Wow. Taking it section at a time.
If you have strong strategic thinking and leadership skills, then the programmers and the artists do not need to know anything about the game concept and design.
No. You don't wait until the contract is signed before telling "Oh yeah, this really isn't a FPS, it is a kind of turn based/RTS hybrid."
You need buy-in and feedback from everybody. You might write your pie-in-the-sky GDD thinking it will take three months for five developers to build, only to hear back from your development team that you are looking at 15 people for 12 months. If you design in the dark you will probably be surprised what you see when daylight shines on it.
You cannot lead effectively without knowledge, and you get knowledge by active communication and constant feedback.
What proportion of skills and roles are used by the team members is partly a matter of necessity but mostly a matter of your preference.
Only partially so. If you write an art-heavy design you will need more artists. If you right a code-heavy design you will need more programmers.
You have some ability to guide it through your decisions, but if you make up an art-heavy design and then hire insufficient artists, the results will be unsatisfying.
It is ideal to have all team members working independently of one another but dependent on YOUR guidance. This way none of them are waiting on one another but only waiting on leadership upon completing elements of the game.
Yes you need to remove the blocks. That is part of the job of a producer and the project manager.
Removing the blocks does not mean "working independently but dependent on YOUR guidance". That is called "micromanagement", and it is a bad thing. It means the manager is blocking everything.
Over the years my experience is that interdependence is far better than independence. When studios follow the (absolute garbage) advice that chain of command must be followed, it goes like this: Artist asks the art lead. Art lead asks the project manager to cross divisions. Project manager asks the programming lead. Programming lead asks the programmer. Programmer provides an answer to programming lead. Programming lead relays it to the project manager, who passes it to the art lead. Art lead tells artists. The process takes three days...
... by which time the artist hunted down the programmer, they had a five-minute discussion and the pair found an even better solution than either would have found on their own.
Your goal as a producer or project manager are to enable people to do their jobs. Finding good ways to manage means removing barriers, not micromanaging their tasks.
This is BY FAR the most cost effective way of running a game development company.
Imagine at the other extreme if all of your team members are depending on one another for everything and spend many hours discussing things among themselves instead of making things. Does that sound profitable to you?
I have seen too many counterexamples to even know which one to cite.
For every game object before starting work we involve the designer, the programmer who will own the feature, the modeler who will own it, the animator who will own it, the sound engineer who will own it, and the QA lead and at least one tester. For important objects we also include the feature's producer(s) and potentially additional developers. The designer discusses the design with every one of them before the final design is approved, often with each group getting clarification or more information back to help build a solid design. Then we have a meeting where all the disciples get together, read the design, and either accept it along with its schedule or suggest significant refinements and send it back to the drawing board.

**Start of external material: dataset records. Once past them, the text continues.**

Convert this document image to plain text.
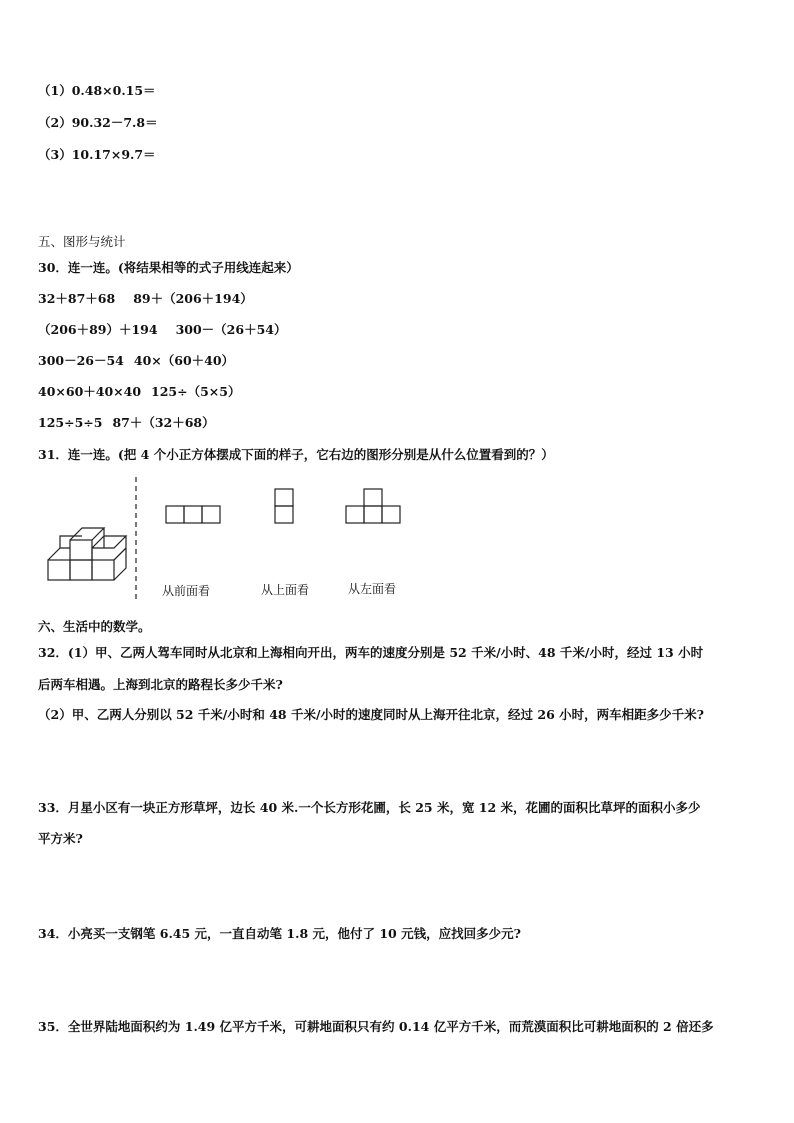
（1）0.48×0.15＝
（2）90.32－7.8＝
（3）10.17×9.7＝
五、图形与统计
30．连一连。(将结果相等的式子用线连起来）
32＋87＋68 89＋（206＋194）
（206＋89）＋194 300－（26＋54）
300－26－54 40×（60＋40）
40×60＋40×40 125÷（5×5）
125÷5÷5 87＋（32＋68）
31．连一连。(把 4 个小正方体摆成下面的样子，它右边的图形分别是从什么位置看到的？）
从前面看	从上面看	从左面看
六、生活中的数学。
32．(1）甲、乙两人驾车同时从北京和上海相向开出，两车的速度分别是 52 千米/小时、48 千米/小时，经过 13 小时
后两车相遇。上海到北京的路程长多少千米?
（2）甲、乙两人分别以 52 千米/小时和 48 千米/小时的速度同时从上海开往北京，经过 26 小时，两车相距多少千米?
33．月星小区有一块正方形草坪，边长 40 米.一个长方形花圃，长 25 米，宽 12 米，花圃的面积比草坪的面积小多少
平方米?
34．小亮买一支钢笔 6.45 元，一直自动笔 1.8 元，他付了 10 元钱，应找回多少元?
35．全世界陆地面积约为 1.49 亿平方千米，可耕地面积只有约 0.14 亿平方千米，而荒漠面积比可耕地面积的 2 倍还多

Often these are scheduled in 4-hour blocks as a chunk of the project moves forward.
Some of those objects are simple and can be reviewed and accepted in a matter of minutes. Some of those objects are complex, requiring an hour or more for everyone to agree. It is usually obvious how long the design will take, but sometimes there are surprises where a seemingly simple object makes everyone object to unexpected complexity, or a seemingly complex object can be reduced into very simple parts by the individual disciplines.
That kind of open communication allows bad to become good and good to become better.
We can be halfway through the meeting and suddenly the QA lead asks "Have you thought about such-and-such? If they activate A and B at the same time, will this break the game?." And suddenly everybody stops and realizes there is a fatal flaw.
Or the audio tech speaks up "I might have counted that wrong, but when I multiply those together it looks like you are asking for about 300 unique voice events. Is that correct?" And suddenly the designer realizes the requirement needs to be removed.
The programmer might realize "What if we tied this in to such-and-such system? We could gain these features and also reduce the cost, but it needs more art", followed by the artist "I can probably reuse the existing such-and-such asset if we did that, we can reuse the rig and probably half of the animations", etc. A short conversation follows with some very minor design adjustments. The end result is a 50% reduction in development cost and an even better game object.
You want to avoid a situation like Congress, with 535 competing ideas, but it would be foolish not to get input and buy-in from every discipline before starting. These people are your team and your most valuable resource, they are not your enemies.
Quality Control is YOUR responsibility. You are the leader.
It is everyone's responsibility. Done well everybody is accountable for their own work, and diffusion of responsibility does not apply.